Bab 8

216 41 24
                                    

Berubah

Manusia sama bunglon itu nggak ada bedanya.
Kalo bunglon pindah tempat berubah warna, tapi kalo manusia pindah hati,lain sikapnya.

●●●

Setelah menitipkan motor capungnya ke bengkel sebelah SMA, kini Bima terpaksa menunggu sampai Mamat selesai di-service. Kata pak Ambon pemilik bengkel motor itu,motor capung bernama lengkap Mamat catalunya sudah tidak layak pakai lagi, selain umurnya yang sudah memasuki tanggal kadaluarsa, Mamat juga sudah menderita berbagai penyakit antara lain yaitu, rem blong, bensin bocor dan ban pecah.

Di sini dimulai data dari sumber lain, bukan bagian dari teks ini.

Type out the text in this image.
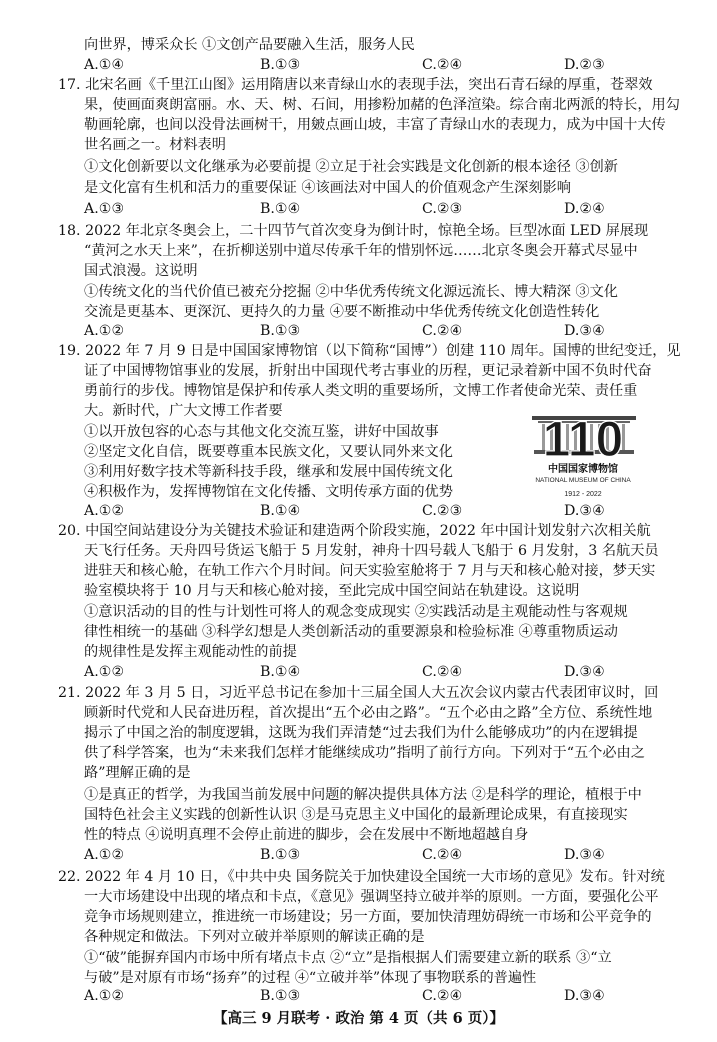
向世界，博采众长 ①文创产品要融入生活，服务人民
A.①④	B.①③	C.②④	D.②③
17. 北宋名画《千里江山图》运用隋唐以来青绿山水的表现手法，突出石青石绿的厚重，苍翠效
果，使画面爽朗富丽。水、天、树、石间，用掺粉加赭的色泽渲染。综合南北两派的特长，用勾
勒画轮廓，也间以没骨法画树干，用皴点画山坡，丰富了青绿山水的表现力，成为中国十大传
世名画之一。材料表明
①文化创新要以文化继承为必要前提 ②立足于社会实践是文化创新的根本途径 ③创新
是文化富有生机和活力的重要保证 ④该画法对中国人的价值观念产生深刻影响
A.①③	B.①④	C.②③	D.②④
18. 2022 年北京冬奥会上，二十四节气首次变身为倒计时，惊艳全场。巨型冰面 LED 屏展现
“黄河之水天上来”，在折柳送别中道尽传承千年的惜别怀远……北京冬奥会开幕式尽显中
国式浪漫。这说明
①传统文化的当代价值已被充分挖掘 ②中华优秀传统文化源远流长、博大精深 ③文化
交流是更基本、更深沉、更持久的力量 ④要不断推动中华优秀传统文化创造性转化
A.①②	B.①③	C.②④	D.③④
19. 2022 年 7 月 9 日是中国国家博物馆（以下简称“国博”）创建 110 周年。国博的世纪变迁，见
证了中国博物馆事业的发展，折射出中国现代考古事业的历程，更记录着新中国不负时代奋
勇前行的步伐。博物馆是保护和传承人类文明的重要场所，文博工作者使命光荣、责任重
大。新时代，广大文博工作者要
①以开放包容的心态与其他文化交流互鉴，讲好中国故事
②坚定文化自信，既要尊重本民族文化，又要认同外来文化
③利用好数字技术等新科技手段，继承和发展中国传统文化
④积极作为，发挥博物馆在文化传播、文明传承方面的优势
A.①②	B.①④	C.②③	D.③④
110
中国国家博物馆
NATIONAL MUSEUM OF CHINA
1912 - 2022
20. 中国空间站建设分为关键技术验证和建造两个阶段实施，2022 年中国计划发射六次相关航
天飞行任务。天舟四号货运飞船于 5 月发射，神舟十四号载人飞船于 6 月发射，3 名航天员
进驻天和核心舱，在轨工作六个月时间。问天实验室舱将于 7 月与天和核心舱对接，梦天实
验室模块将于 10 月与天和核心舱对接，至此完成中国空间站在轨建设。这说明
①意识活动的目的性与计划性可将人的观念变成现实 ②实践活动是主观能动性与客观规
律性相统一的基础 ③科学幻想是人类创新活动的重要源泉和检验标准 ④尊重物质运动
的规律性是发挥主观能动性的前提
A.①②	B.①④	C.②④	D.③④
21. 2022 年 3 月 5 日，习近平总书记在参加十三届全国人大五次会议内蒙古代表团审议时，回
顾新时代党和人民奋进历程，首次提出“五个必由之路”。“五个必由之路”全方位、系统性地
揭示了中国之治的制度逻辑，这既为我们弄清楚“过去我们为什么能够成功”的内在逻辑提
供了科学答案，也为“未来我们怎样才能继续成功”指明了前行方向。下列对于“五个必由之
路”理解正确的是
①是真正的哲学，为我国当前发展中问题的解决提供具体方法 ②是科学的理论，植根于中
国特色社会主义实践的创新性认识 ③是马克思主义中国化的最新理论成果，有直接现实
性的特点 ④说明真理不会停止前进的脚步，会在发展中不断地超越自身
A.①②	B.①③	C.②④	D.③④
22. 2022 年 4 月 10 日，《中共中央 国务院关于加快建设全国统一大市场的意见》发布。针对统
一大市场建设中出现的堵点和卡点，《意见》强调坚持立破并举的原则。一方面，要强化公平
竞争市场规则建立，推进统一市场建设；另一方面，要加快清理妨碍统一市场和公平竞争的
各种规定和做法。下列对立破并举原则的解读正确的是
①“破”能摒弃国内市场中所有堵点卡点 ②“立”是指根据人们需要建立新的联系 ③“立
与破”是对原有市场“扬弃”的过程 ④“立破并举”体现了事物联系的普遍性
A.①②	B.①③	C.②④	D.③④
【高三 9 月联考 · 政治 第 4 页（共 6 页）】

Bima menggeram, ia kini kembali ke dalam sekolah. Berlari menuju lapangan futsal dan menendang bola yang masih berserakan dipinggir lapangan. Beruntung, petugas kebersihan sekolah belum merapikan lapangan futsal, jadi Bima bisa puas berlari mengelilingi lapangan dan mencetak gol sebanyak-banyaknya tanpa gangguan dari siswa lain. Sudah pukul 16.45 WIB, namun Bima masih saja bergulat dengan benda berbentuk bulat itu.
Bima menyeka keringat yang sudah menetes membasahi wajahnya, ia membaringkan tubuhnya diatas rumput hijau itu. Matanya tertutup rapat, hanya cahaya merah yang terlihat akibat dari cahaya matahari yang mulai tenggelam, menyusup masuk kedalam sela awan mendung.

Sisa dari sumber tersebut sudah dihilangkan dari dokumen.